İnsanın dünyaya geldiğinde ilk karşılaştığı gıdanın süt olduğunu söyleyen Ankara Üniversitesi Gıda Güvenliği Enstitüsü Müdürü Nevzat Artık, "Bu insan yaşamı için çok önemli.
GÜNDE BİR BARDAK YETER
Daha sonrasında ise hep bir yanlış ifade var, 'Sütü hep çocuklar içer.' Hayır. Süt, 7'den 77'ye herkesin tüketmesi gereken önemli bir gıda maddesidir. Ölçü verecek olursak günde bir büyük bardak, yani 250-300 mililitre tüketilmesi çok önemlidir" diye konuştu.
Prof.Dr. Nevzat Artık, dünyada süt tüketimlerinin içme sütü üzerinden değerlendirildiğini ve Türkiye'de 2008'de kişi başı 26 kilogram süt tüketimi olduğunu, bu oranın şu anda 41 kilo 500 grama yükseldiğini kaydetti.
TÜRK İNSANI SEVİYOR
Türk insanının süt ürünlerini yoğun şekilde tükettiğine işaret eden Artık, "Ürettiğimiz sütü nüfusa bölersek yıllık kişi başı 270 kilogram süt ve süt mamulü tüketiyoruz.
Bu oranların başında 41,5 kilogram ile süt, 18 kilogram ile peynir ve 40 kilogramlık tüketimle ayran geliyor ve total olarak 270 kilogram süt ve süt mamulü tüketiyoruz. Bu da insanımızın süt ve süt mamulüne gösterdiği değeri gösteriyor" bilgisini verdi.
AÇIK SÜTE DİKKAT!
Nevzat Artık, zaman zaman medyada yer alan sütle ilgili tartışmalara da değinerek "açık süt" diye tabir edilen gıdanın sokaklarda kamyon arkalarında satılan ürün olduğunu söyledi.
7 İLA 12 SANİYE SÜRÜYOR
Sütün çok hızlı bozulduğunu ve bunun önüne geçmek için çeşitli tedbirlerin alındığını anlatan Artık, "Son zamanlarda bu tip satılan sütler nedeniyle insanlar brusella hastalığına yakalanmaktadır.
Kapalı süt dediğimiz ambalajlı sütlerde, pastörizasyon ve yüksek sıcaklık uygulaması oluyor. Pastörizasyon da 72 derece yani tüberküloz mikrobunun ölmesi için 7 ila 12 saniyede yapılıyor" diye konuştu.
Prof.Dr.
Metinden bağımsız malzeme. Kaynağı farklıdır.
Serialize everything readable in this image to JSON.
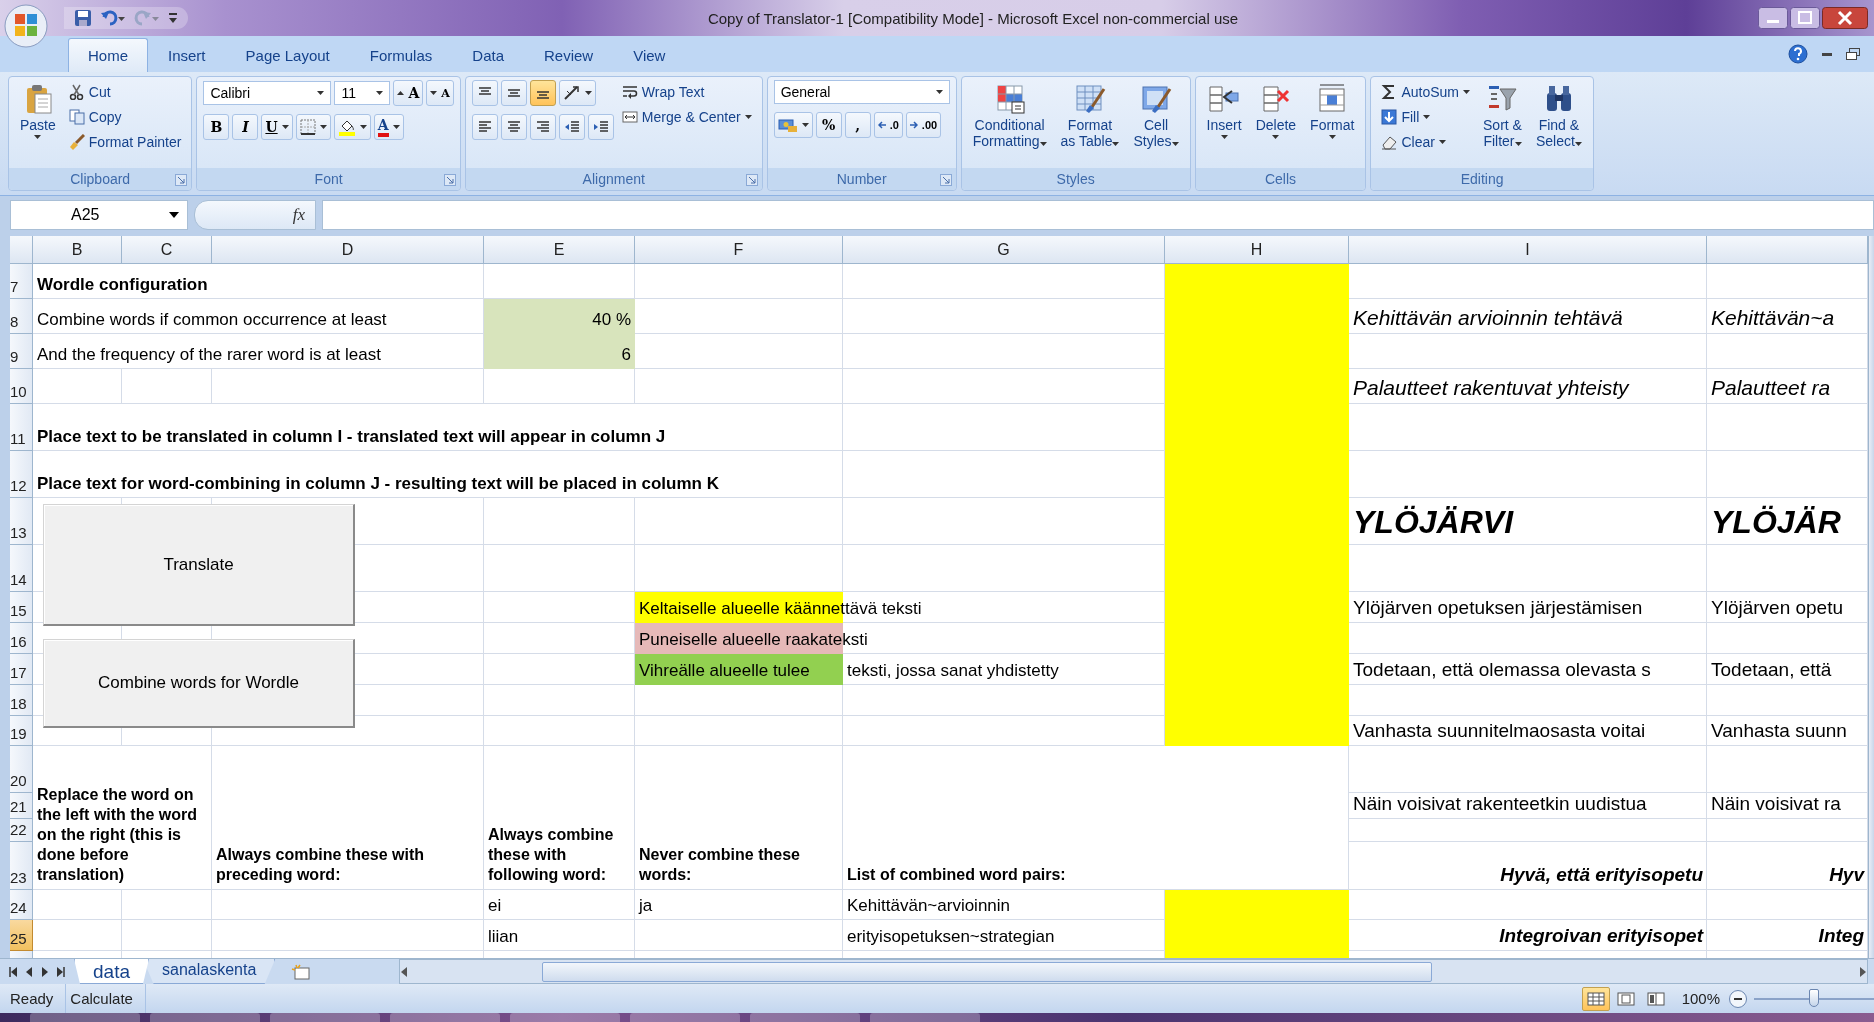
{
  "window": {
    "title": "Copy of Translator-1  [Compatibility Mode] - Microsoft Excel non-commercial use"
  },
  "ribbon_tabs": [
    {
      "label": "Home",
      "selected": true
    },
    {
      "label": "Insert",
      "selected": false
    },
    {
      "label": "Page Layout",
      "selected": false
    },
    {
      "label": "Formulas",
      "selected": false
    },
    {
      "label": "Data",
      "selected": false
    },
    {
      "label": "Review",
      "selected": false
    },
    {
      "label": "View",
      "selected": false
    }
  ],
  "ribbon_groups": [
    {
      "label": "Clipboard",
      "launcher": true,
      "items": [
        {
          "kind": "tall",
          "label": "Paste",
          "dropdown": true
        },
        {
          "kind": "stack",
          "items": [
            {
              "label": "Cut",
              "dropdown": false
            },
            {
              "label": "Copy",
              "dropdown": false
            },
            {
              "label": "Format Painter",
              "dropdown": false
            }
          ]
        }
      ]
    },
    {
      "label": "Font",
      "launcher": true,
      "items": [
        {
          "kind": "font-tools",
          "font": "Calibri",
          "size": "11",
          "grow": "A",
          "shrink": "A",
          "bold": "B",
          "italic": "I",
          "underline": "U",
          "font_color": "A"
        }
      ]
    },
    {
      "label": "Alignment",
      "launcher": true,
      "items": [
        {
          "kind": "align-tools",
          "vertical": [
            {
              "selected": false
            },
            {
              "selected": false
            },
            {
              "selected": true
            }
          ]
        },
        {
          "kind": "stack",
          "items": [
            {
              "label": "Wrap Text",
              "dropdown": false
            },
            {
              "label": "Merge & Center",
              "dropdown": true
            }
          ]
        }
      ]
    },
    {
      "label": "Number",
      "launcher": true,
      "items": [
        {
          "kind": "number-tools",
          "format": "General",
          "percent": "%",
          "comma": ",",
          "increase_decimal": ".0",
          "decrease_decimal": ".00"
        }
      ]
    },
    {
      "label": "Styles",
      "launcher": false,
      "items": [
        {
          "kind": "large",
          "label": "Conditional\nFormatting",
          "dropdown": true
        },
        {
          "kind": "large",
          "label": "Format\nas Table",
          "dropdown": true
        },
        {
          "kind": "large",
          "label": "Cell\nStyles",
          "dropdown": true
        }
      ]
    },
    {
      "label": "Cells",
      "launcher": false,
      "items": [
        {
          "kind": "tall",
          "label": "Insert",
          "dropdown": true
        },
        {
          "kind": "tall",
          "label": "Delete",
          "dropdown": true
        },
        {
          "kind": "tall",
          "label": "Format",
          "dropdown": true
        }
      ]
    },
    {
      "label": "Editing",
      "launcher": false,
      "items": [
        {
          "kind": "stack",
          "items": [
            {
              "label": "AutoSum",
              "dropdown": true
            },
            {
              "label": "Fill",
              "dropdown": true
            },
            {
              "label": "Clear",
              "dropdown": true
            }
          ]
        },
        {
          "kind": "large",
          "label": "Sort &\nFilter",
          "dropdown": true
        },
        {
          "kind": "large",
          "label": "Find &\nSelect",
          "dropdown": true
        }
      ]
    }
  ],
  "formula_bar": {
    "name_box": "A25",
    "function_label": "fx"
  },
  "sheet": {
    "columns": [
      {
        "label": "B"
      },
      {
        "label": "C"
      },
      {
        "label": "D"
      },
      {
        "label": "E"
      },
      {
        "label": "F"
      },
      {
        "label": "G"
      },
      {
        "label": "H",
        "color": "#ffff00"
      },
      {
        "label": "I"
      }
    ],
    "rows": [
      {
        "number": "7",
        "selected": false,
        "cells": {
          "B": {
            "text": "Wordle configuration",
            "kind": "bold"
          }
        }
      },
      {
        "number": "8",
        "selected": false,
        "cells": {
          "B": {
            "text": "Combine words if common occurrence at least",
            "kind": "plain"
          },
          "E": {
            "text": "40 %",
            "kind": "number",
            "color": "#d8e4bc"
          },
          "I": {
            "text": "Kehittävän arvioinnin tehtävä",
            "kind": "large-italic"
          },
          "J": {
            "text": "Kehittävän~a",
            "kind": "large-italic"
          }
        }
      },
      {
        "number": "9",
        "selected": false,
        "cells": {
          "B": {
            "text": "And the frequency of the rarer word is at least",
            "kind": "plain"
          },
          "E": {
            "text": "6",
            "kind": "number",
            "color": "#d8e4bc"
          }
        }
      },
      {
        "number": "10",
        "selected": false,
        "cells": {
          "I": {
            "text": "Palautteet rakentuvat yhteisty",
            "kind": "large-italic"
          },
          "J": {
            "text": "Palautteet ra",
            "kind": "large-italic"
          }
        }
      },
      {
        "number": "11",
        "selected": false,
        "cells": {
          "B": {
            "text": "Place text to be translated in column I - translated text will appear in column J",
            "kind": "bold"
          }
        }
      },
      {
        "number": "12",
        "selected": false,
        "cells": {
          "B": {
            "text": "Place text for word-combining in column J - resulting text will be placed in column K",
            "kind": "bold"
          }
        }
      },
      {
        "number": "13",
        "selected": false,
        "cells": {
          "I": {
            "text": "YLÖJÄRVI",
            "kind": "title"
          },
          "J": {
            "text": "YLÖJÄR",
            "kind": "title"
          }
        }
      },
      {
        "number": "14",
        "selected": false,
        "cells": {}
      },
      {
        "number": "15",
        "selected": false,
        "cells": {
          "F": {
            "text": "Keltaiselle alueelle käännettävä teksti",
            "kind": "plain",
            "color": "#ffff00"
          },
          "I": {
            "text": "Ylöjärven opetuksen järjestämisen",
            "kind": "large"
          },
          "J": {
            "text": "Ylöjärven opetu",
            "kind": "large"
          }
        }
      },
      {
        "number": "16",
        "selected": false,
        "cells": {
          "F": {
            "text": "Puneiselle alueelle raakateksti",
            "kind": "plain",
            "color": "#e6b9b8"
          }
        }
      },
      {
        "number": "17",
        "selected": false,
        "cells": {
          "F": {
            "text": "Vihreälle alueelle tulee",
            "kind": "plain",
            "color": "#92d050"
          },
          "G": {
            "text": "teksti, jossa sanat yhdistetty",
            "kind": "plain"
          },
          "I": {
            "text": "Todetaan, että olemassa olevasta s",
            "kind": "large"
          },
          "J": {
            "text": "Todetaan, että",
            "kind": "large"
          }
        }
      },
      {
        "number": "18",
        "selected": false,
        "cells": {}
      },
      {
        "number": "19",
        "selected": false,
        "cells": {
          "I": {
            "text": "Vanhasta suunnitelmaosasta voitai",
            "kind": "large"
          },
          "J": {
            "text": "Vanhasta suunn",
            "kind": "large"
          }
        }
      },
      {
        "number": "20",
        "selected": false,
        "cells": {}
      },
      {
        "number": "21",
        "selected": false,
        "cells": {
          "I": {
            "text": "Näin voisivat rakenteetkin uudistua",
            "kind": "large"
          },
          "J": {
            "text": "Näin voisivat ra",
            "kind": "large"
          }
        }
      },
      {
        "number": "22",
        "selected": false,
        "cells": {}
      },
      {
        "number": "23",
        "selected": false,
        "cells": {
          "B": {
            "text": "Replace the word on the left with the word on the right (this is done before translation)",
            "kind": "wrap-header"
          },
          "D": {
            "text": "Always combine these with preceding word:",
            "kind": "wrap-header"
          },
          "E": {
            "text": "Always combine these with following word:",
            "kind": "wrap-header"
          },
          "F": {
            "text": "Never combine these words:",
            "kind": "wrap-header"
          },
          "G": {
            "text": "List of combined word pairs:",
            "kind": "wrap-header"
          },
          "I": {
            "text": "Hyvä, että erityisopetu",
            "kind": "large-bold-italic-right"
          },
          "J": {
            "text": "Hyv",
            "kind": "large-bold-italic-right"
          }
        }
      },
      {
        "number": "24",
        "selected": false,
        "cells": {
          "E": {
            "text": "ei",
            "kind": "plain"
          },
          "F": {
            "text": "ja",
            "kind": "plain"
          },
          "G": {
            "text": "Kehittävän~arvioinnin",
            "kind": "plain"
          }
        }
      },
      {
        "number": "25",
        "selected": true,
        "cells": {
          "E": {
            "text": "liian",
            "kind": "plain"
          },
          "G": {
            "text": "erityisopetuksen~strategian",
            "kind": "plain"
          },
          "I": {
            "text": "Integroivan erityisopet",
            "kind": "large-bold-italic-right"
          },
          "J": {
            "text": "Integ",
            "kind": "large-bold-italic-right"
          }
        }
      }
    ],
    "form_buttons": [
      {
        "label": "Translate"
      },
      {
        "label": "Combine words for Wordle"
      }
    ]
  },
  "sheet_tabs": [
    {
      "label": "data",
      "selected": true
    },
    {
      "label": "sanalaskenta",
      "selected": false
    }
  ],
  "status_bar": {
    "items": [
      "Ready",
      "Calculate"
    ],
    "views": [
      {
        "selected": true
      },
      {
        "selected": false
      },
      {
        "selected": false
      }
    ],
    "zoom": "100%",
    "zoom_slider": {
      "level": 0.5
    }
  }
}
Artık, "Süt bozulmadan gıda güvenliği riskleri taşımadan tüketicilere sunmak için bir işlem zinciri gerek. Buradaki en ufak bir hata tüketicinin zehirlenmesine neden olur" ifadelerini kullandı.
SOKAK SÜTÜYLE AYNI DEĞİL
Nevzat Artık, sokak sütlerinin dışında bir de hastalıktan ari işletmelerden alınan ve pastörize edilen sütlerin olduğunu aktararak bu ürünlerin soğuk zincirle işletmelere geldiğini söyledi.
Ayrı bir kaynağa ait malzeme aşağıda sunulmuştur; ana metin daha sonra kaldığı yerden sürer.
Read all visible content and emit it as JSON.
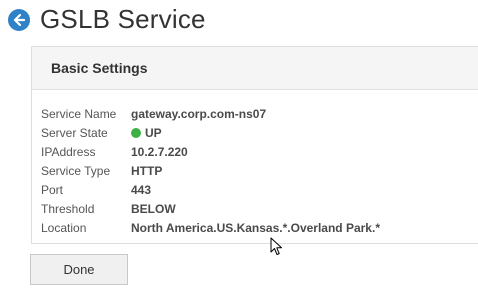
{
  "header": {
    "title": "GSLB Service",
    "back_icon": "back-arrow-icon"
  },
  "panel": {
    "title": "Basic Settings",
    "rows": [
      {
        "label": "Service Name",
        "value": "gateway.corp.com-ns07"
      },
      {
        "label": "Server State",
        "value": "UP",
        "status_color": "#3cb043"
      },
      {
        "label": "IPAddress",
        "value": "10.2.7.220"
      },
      {
        "label": "Service Type",
        "value": "HTTP"
      },
      {
        "label": "Port",
        "value": "443"
      },
      {
        "label": "Threshold",
        "value": "BELOW"
      },
      {
        "label": "Location",
        "value": "North America.US.Kansas.*.Overland Park.*"
      }
    ]
  },
  "footer": {
    "done_label": "Done"
  },
  "colors": {
    "accent": "#2f82c8",
    "status_up": "#3cb043"
  }
}
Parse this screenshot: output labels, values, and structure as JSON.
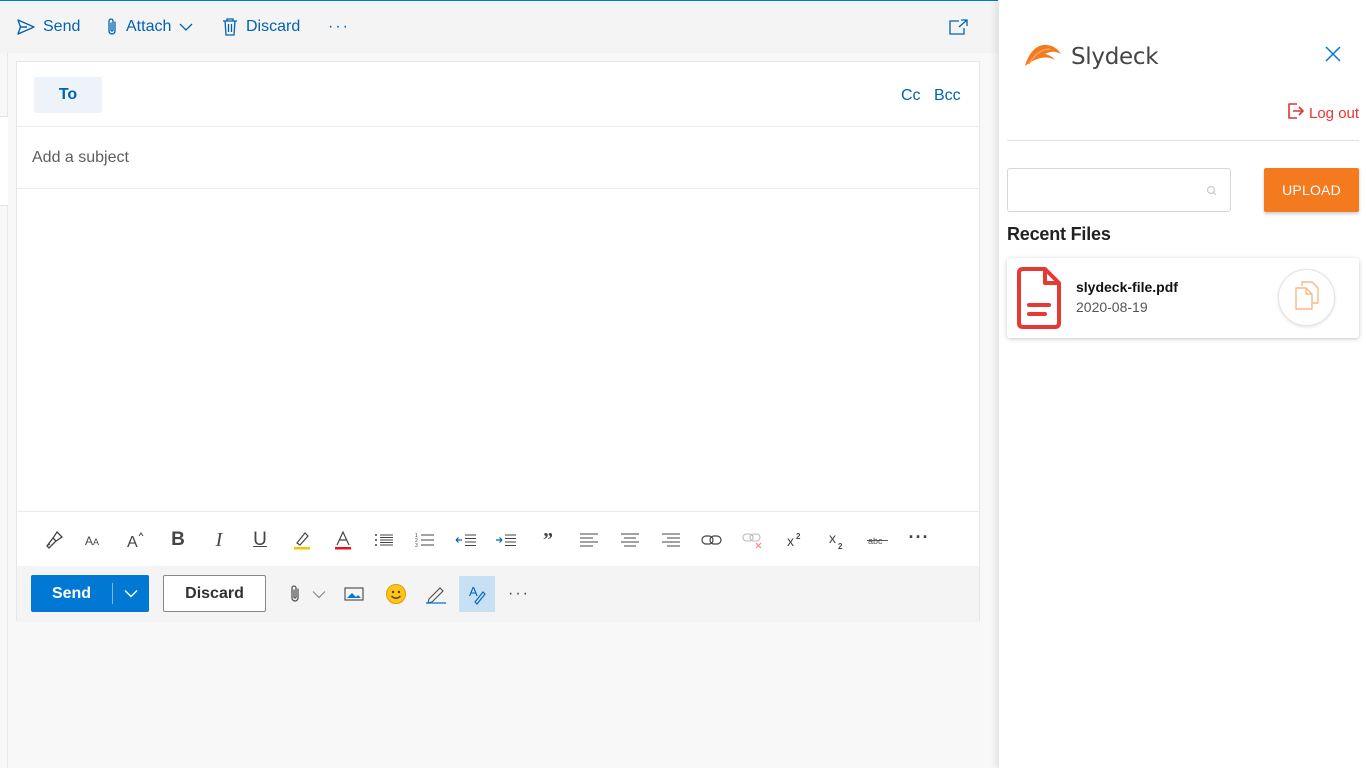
{
  "topbar": {
    "send_label": "Send",
    "attach_label": "Attach",
    "discard_label": "Discard",
    "more_label": "···"
  },
  "compose": {
    "to_label": "To",
    "cc_label": "Cc",
    "bcc_label": "Bcc",
    "subject_placeholder": "Add a subject",
    "subject_value": ""
  },
  "format_toolbar": {
    "icons": [
      "format-painter-icon",
      "font-size-icon",
      "grow-font-icon",
      "bold-icon",
      "italic-icon",
      "underline-icon",
      "highlight-icon",
      "font-color-icon",
      "bullets-icon",
      "numbering-icon",
      "decrease-indent-icon",
      "increase-indent-icon",
      "quote-icon",
      "align-left-icon",
      "align-center-icon",
      "align-right-icon",
      "insert-link-icon",
      "remove-link-icon",
      "superscript-icon",
      "subscript-icon",
      "strikethrough-icon",
      "more-options-icon"
    ],
    "bold_label": "B",
    "italic_label": "I",
    "underline_label": "U",
    "quote_label": "”",
    "more_label": "···"
  },
  "action_bar": {
    "send_label": "Send",
    "discard_label": "Discard",
    "more_label": "···"
  },
  "panel": {
    "brand_name": "Slydeck",
    "logout_label": "Log out",
    "search_value": "",
    "upload_label": "UPLOAD",
    "recent_title": "Recent Files",
    "files": [
      {
        "name": "slydeck-file.pdf",
        "date": "2020-08-19"
      }
    ],
    "colors": {
      "accent": "#f47a20",
      "logout": "#e33333",
      "pdf": "#e53935"
    }
  },
  "colors": {
    "primary": "#0078d4",
    "link": "#0063b1"
  }
}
Burada da yapılacak en küçük hatanın ürünü bozup olumsuzluklara yol açabileceğini dile getiren Artık, vatandaşların açık sütle hastalıktan ari işletmelerden gelen sütün birbirine karıştırmaması gerektiğini vurgulayarak konuşmasını şöyle tamamladı:
KAYNATMAK BİLE YETMİYOR
"Son zamanlarda hastalıktan ari süt de sokak sütü olarak adlandırılıyor. Bu doğru değildir. Hastalıktan ari süt işletmesinden alınan sütlerde bile soğuk zincirde problem varsa sorun çıkar.
Açık sütlerde zaten öyle şeyler çıkıyor ki... Şöyle söyleyeyim normalde mililitrede 100-200 bin mikroorganizma çıkması gerekirken açık sütlerde bazen mililitrede 5 milyon organizma oluyor.
Yani içerisinde uygun olmayan mikroorganizmalar da var. Bazıları 'Efendim kaynatılıyor, kaynatılınca geçer' diyor. Bazı organizmalar kaynatılınca da elemine edilemez."